Just last week I was driving down Colfax to Story Time at The Center, when two figures rushed into the street in front of my car. A young Hispanic woman dragged a little boy of perhaps five by the hand. Under her other arm she clutched a huge plastic basket piled high with laundry.

In the boy’s other hand he hauled an immense plastic bottle of laundry soap. In a second they were gone, safely across the street and out of sight as I moved the car forward.
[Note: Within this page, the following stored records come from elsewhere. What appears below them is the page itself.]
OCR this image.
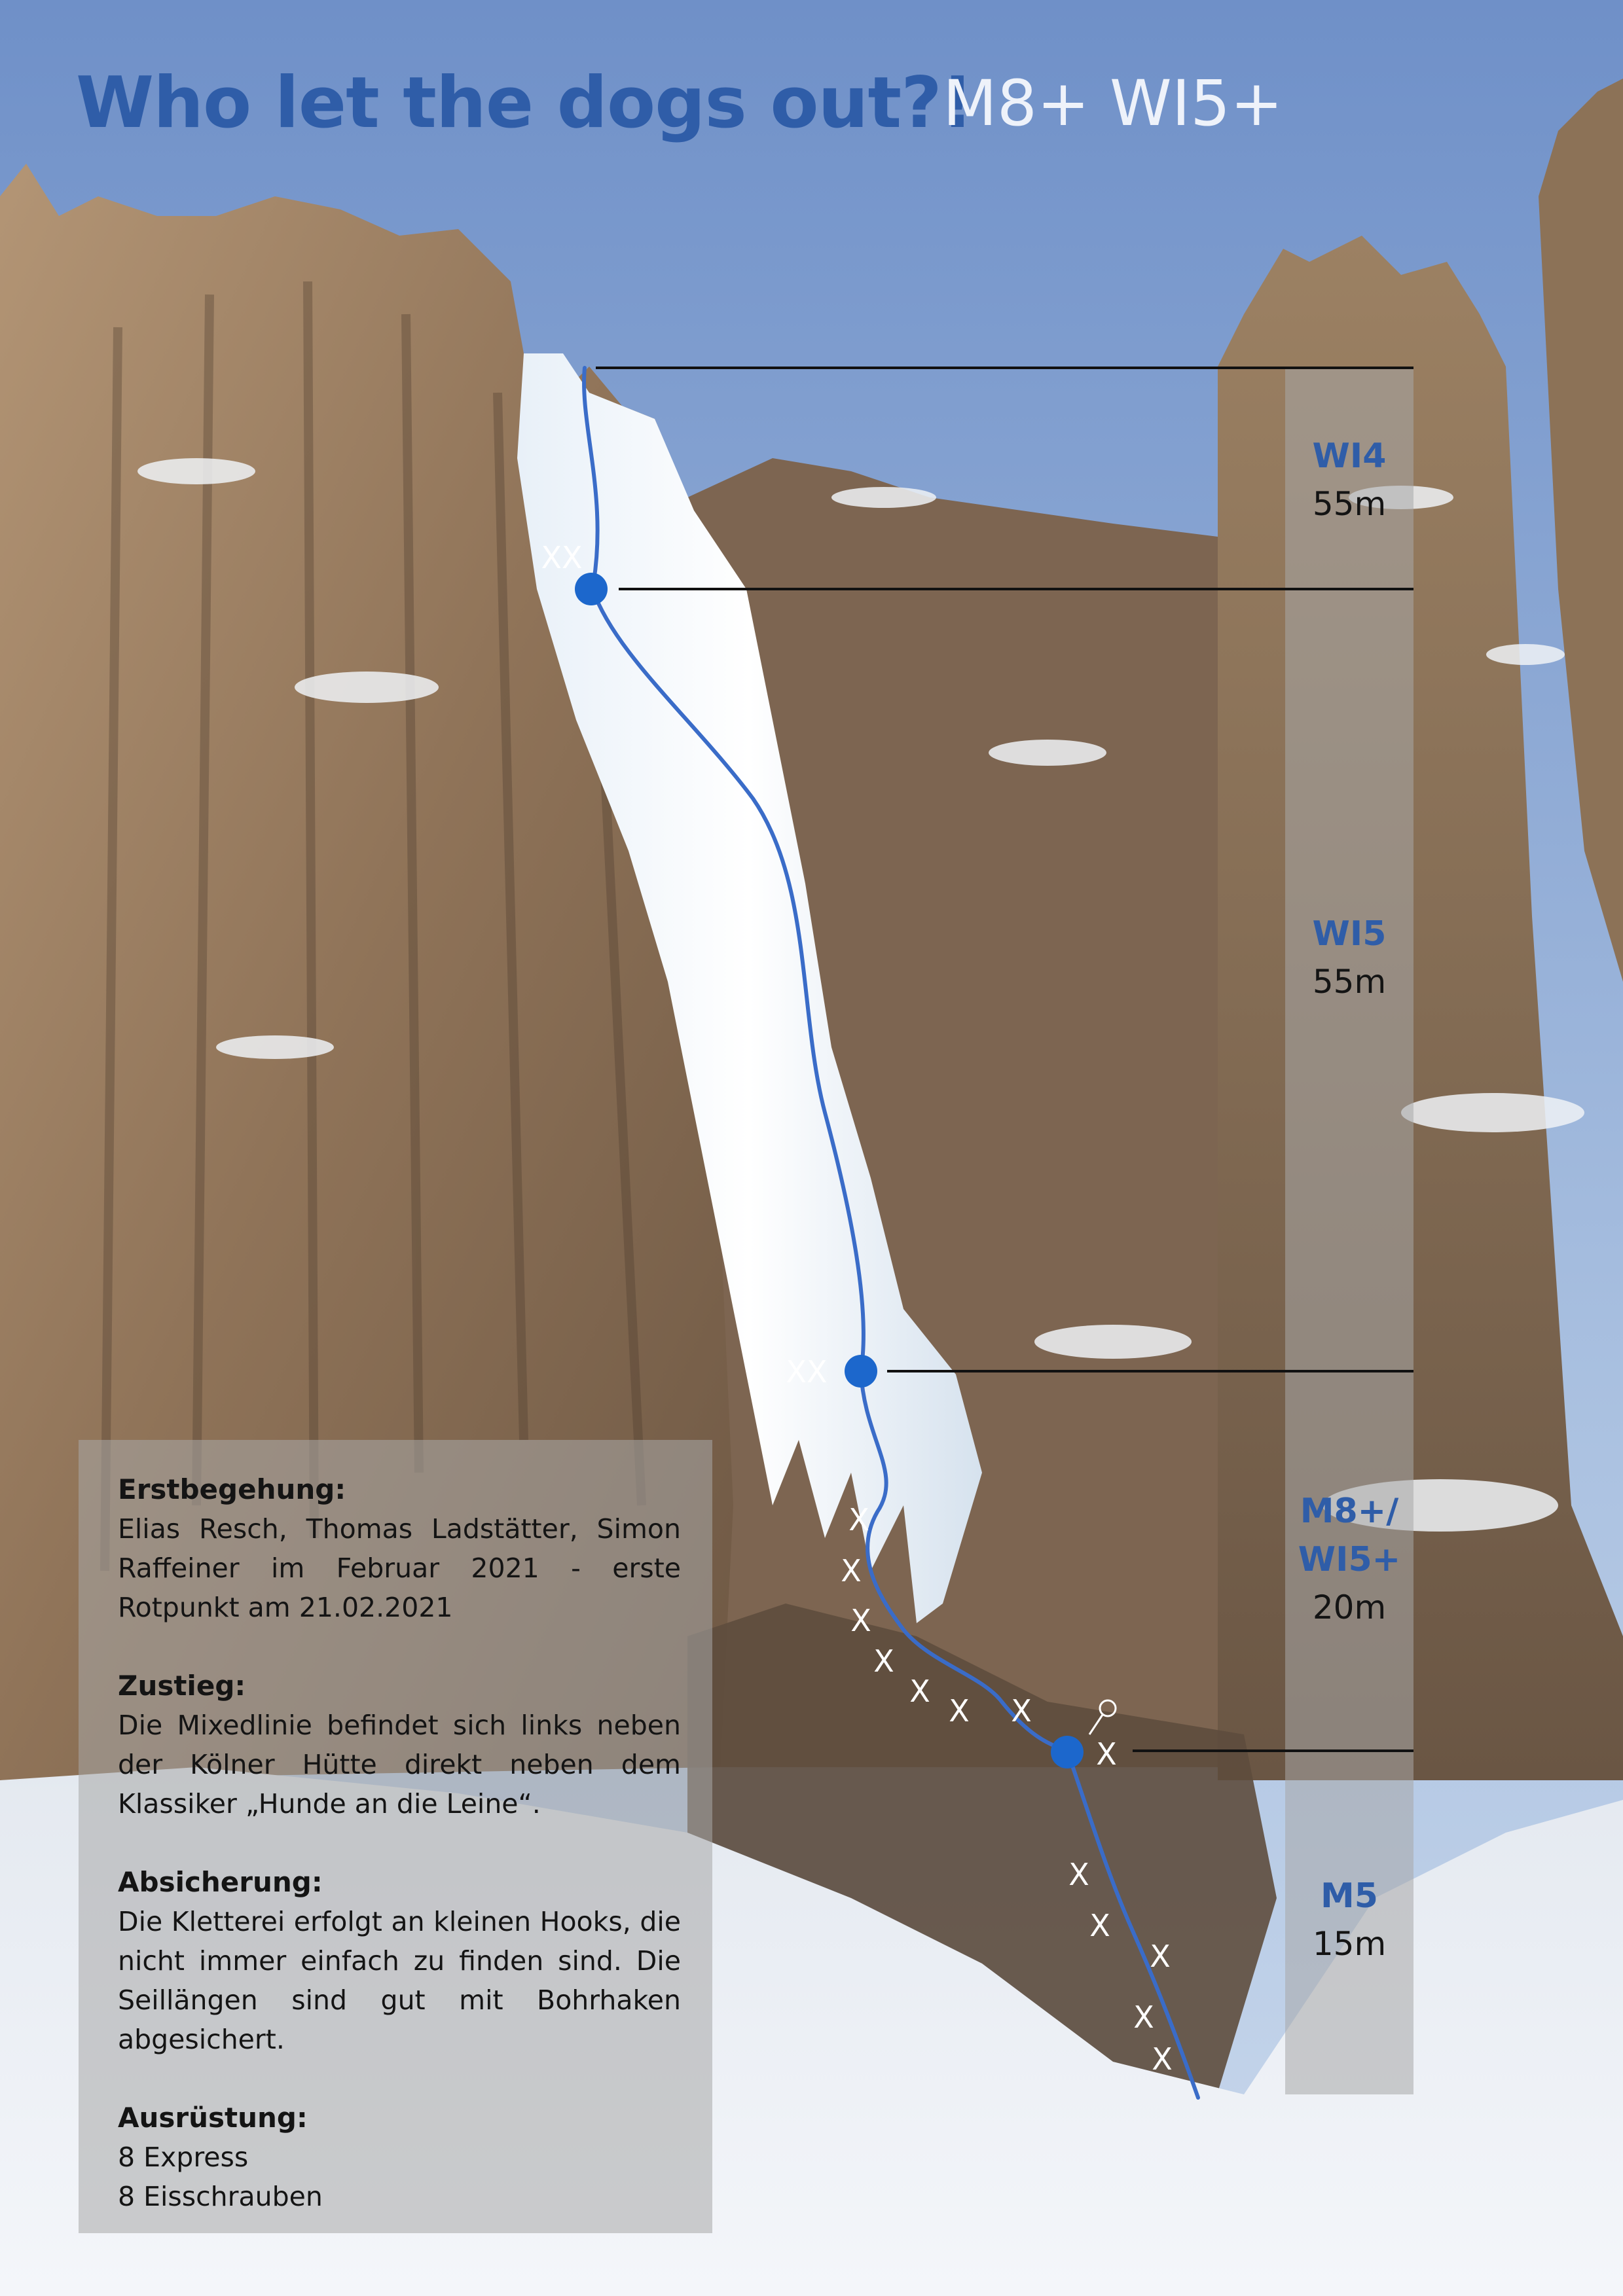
XX
XX
X
X
X
X
X
X X
X
X
X
X
X
X
Who let the dogs out?!
M8+ WI5+
WI4
55m
WI5
55m
M8+/
WI5+
20m
M5
15m
Erstbegehung:

Elias Resch, Thomas Ladstätter, Simon Raffeiner im Februar 2021 - erste Rotpunkt am 21.02.2021

Zustieg:

Die Mixedlinie befindet sich links neben der Kölner Hütte direkt neben dem Klassiker „Hunde an die Leine“.

Absicherung:

Die Kletterei erfolgt an kleinen Hooks, die nicht immer einfach zu finden sind. Die Seillängen sind gut mit Bohrhaken abgesichert.

Ausrüstung:

8 Express
8 Eisschrauben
Of course I didn’t even have a camera with me, and if I had, everything moved too fast and too unexpectedly for me to have had any chance of capturing that wonderful image; one of those pictures worth a thousand words in the stories it tells. But, “thinking like a camera,” if you like, I did capture the shot. It is burned in my brain. I can look at it whenever I want, and seeing it I can describe it to others.

One of the greatest gifts of one’s own artistry is, at least for me, that it changes for ever how I see what I see. When I’m driving, or standing in line, or doing the dishes, I feel the words of some imaginary writing come into my head, or I’m framing the perfect photo.

If I reach the stage of life where I no longer raise a camera or a pen, I hope that gift remains with me, and continues, forever, to lighten and enlighten my life.© September 2014

About the Author

I was born and raised in England. After graduation from college there, I moved to the U.S. and, having discovered Colorado, never left. I have lived in the Denver-Boulder area since 1965, working for 30 years at IBM. I married, raised four stepchildren, then got divorced after finally, in my forties, accepting myself as a lesbian. I have now been with my wonderful partner Betsy for 25 years.